How to use OneHotEncoder sklearn in python

MlopsHow-ToBeginner · 3 min read

How to Use OneHotEncoder in sklearn with Python

Use OneHotEncoder from sklearn.preprocessing to convert categorical features into one-hot numeric arrays. Fit the encoder on your data with fit() or fit_transform(), then transform your data with transform() to get encoded output.

📐

Syntax

The basic syntax to use OneHotEncoder is:

OneHotEncoder(): Creates the encoder object.
fit(X): Learns the categories from data X.
transform(X): Converts data X into one-hot encoded format.
fit_transform(X): Combines fit and transform in one step.

You can customize behavior with parameters like handle_unknown to control unknown categories and sparse_output to choose output format.

python

from sklearn.preprocessing import OneHotEncoder

encoder = OneHotEncoder(handle_unknown='ignore', sparse_output=False)
encoder.fit(X)  # X is your categorical data
X_encoded = encoder.transform(X)

💻

Example

This example shows how to encode a small dataset with two categorical features using OneHotEncoder. It fits the encoder and transforms the data into a numeric array.

python

from sklearn.preprocessing import OneHotEncoder
import numpy as np

# Sample categorical data with two features
X = np.array([['red', 'S'], ['green', 'M'], ['blue', 'L'], ['green', 'XL']])

# Create encoder with sparse_output=False to get dense array output
encoder = OneHotEncoder(handle_unknown='ignore', sparse_output=False)
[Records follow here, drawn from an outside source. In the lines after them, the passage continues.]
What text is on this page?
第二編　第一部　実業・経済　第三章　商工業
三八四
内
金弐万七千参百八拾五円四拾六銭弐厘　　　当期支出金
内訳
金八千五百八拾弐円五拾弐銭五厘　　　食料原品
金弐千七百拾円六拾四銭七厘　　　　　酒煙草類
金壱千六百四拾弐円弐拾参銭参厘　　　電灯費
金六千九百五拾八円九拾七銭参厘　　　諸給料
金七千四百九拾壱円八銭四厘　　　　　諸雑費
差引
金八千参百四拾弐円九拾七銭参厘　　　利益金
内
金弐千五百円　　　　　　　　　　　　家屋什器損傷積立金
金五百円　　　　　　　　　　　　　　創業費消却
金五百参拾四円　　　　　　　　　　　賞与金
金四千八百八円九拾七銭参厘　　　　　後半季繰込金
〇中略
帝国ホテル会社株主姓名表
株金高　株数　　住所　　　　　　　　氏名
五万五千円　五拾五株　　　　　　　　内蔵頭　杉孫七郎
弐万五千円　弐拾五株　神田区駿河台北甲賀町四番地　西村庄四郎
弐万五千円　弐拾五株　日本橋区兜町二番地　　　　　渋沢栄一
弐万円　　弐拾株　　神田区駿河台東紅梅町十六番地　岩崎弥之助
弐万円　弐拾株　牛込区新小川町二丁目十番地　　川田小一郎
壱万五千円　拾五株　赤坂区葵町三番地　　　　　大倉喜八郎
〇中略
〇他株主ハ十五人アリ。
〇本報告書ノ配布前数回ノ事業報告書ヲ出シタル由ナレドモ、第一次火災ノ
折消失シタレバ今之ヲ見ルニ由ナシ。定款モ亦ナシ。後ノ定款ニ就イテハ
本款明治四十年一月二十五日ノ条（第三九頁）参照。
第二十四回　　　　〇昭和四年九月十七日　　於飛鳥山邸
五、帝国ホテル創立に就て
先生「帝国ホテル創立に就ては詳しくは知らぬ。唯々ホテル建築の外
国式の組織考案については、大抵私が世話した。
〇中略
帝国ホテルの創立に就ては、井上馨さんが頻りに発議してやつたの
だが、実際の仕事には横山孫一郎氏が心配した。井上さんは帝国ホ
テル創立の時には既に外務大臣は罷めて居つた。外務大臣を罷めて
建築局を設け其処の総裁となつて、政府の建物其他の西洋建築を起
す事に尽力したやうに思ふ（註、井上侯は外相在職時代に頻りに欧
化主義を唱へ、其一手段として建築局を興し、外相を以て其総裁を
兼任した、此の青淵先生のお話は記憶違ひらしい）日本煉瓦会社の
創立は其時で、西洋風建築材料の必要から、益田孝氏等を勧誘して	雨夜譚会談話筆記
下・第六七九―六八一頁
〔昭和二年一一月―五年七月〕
# Fit and transform the data
X_encoded = encoder.fit_transform(X)

print('Encoded array:')
print(X_encoded)

print('\nFeature categories:')
print(encoder.categories_)

Output

Encoded array: [[0. 0. 1. 1. 0. 0.] [0. 1. 0. 0. 1. 0.] [1. 0. 0. 0. 0. 1.] [0. 1. 0. 0. 0. 0.]] Feature categories: [array(['blue', 'green', 'red'], dtype=object), array(['L', 'M', 'S', 'XL'], dtype=object)]

⚠️

Common Pitfalls

Common mistakes when using OneHotEncoder include:

Not setting handle_unknown='ignore' when transforming new data with unseen categories, which causes errors.
Forgetting to set sparse_output=False if you want a dense numpy array instead of a sparse matrix.
Passing 1D arrays instead of 2D arrays; OneHotEncoder expects 2D input.

python

from sklearn.preprocessing import OneHotEncoder
import numpy as np

# Wrong: 1D input array
X_wrong = np.array(['red', 'green', 'blue'])
encoder = OneHotEncoder(sparse_output=False)

# This will raise an error:
# encoder.fit_transform(X_wrong)

# Correct: reshape to 2D
X_correct = X_wrong.reshape(-1, 1)
encoded = encoder.fit_transform(X_correct)
print(encoded)

Output

[[0. 0. 1.] [0. 1. 0.] [1. 0. 0.]]

📊

Quick Reference

Parameter	Description	Default
handle_unknown	How to handle categories not seen during fit ('error' or 'ignore')	'error'
sparse_output	Return sparse matrix if True, else dense array	True
categories	Specify categories manually or 'auto' to learn from data	'auto'
drop	Drop one category per feature to avoid multicollinearity	None

✅

Key Takeaways

Use OneHotEncoder to convert categorical features into numeric arrays for ML models.

Always provide 2D input arrays to OneHotEncoder, even for single features.

Set handle_unknown='ignore' to avoid errors with unseen categories during transform.

Set sparse_output=False if you want a dense numpy array output instead of a sparse matrix.

Use fit_transform() to fit and encode data in one step for convenience.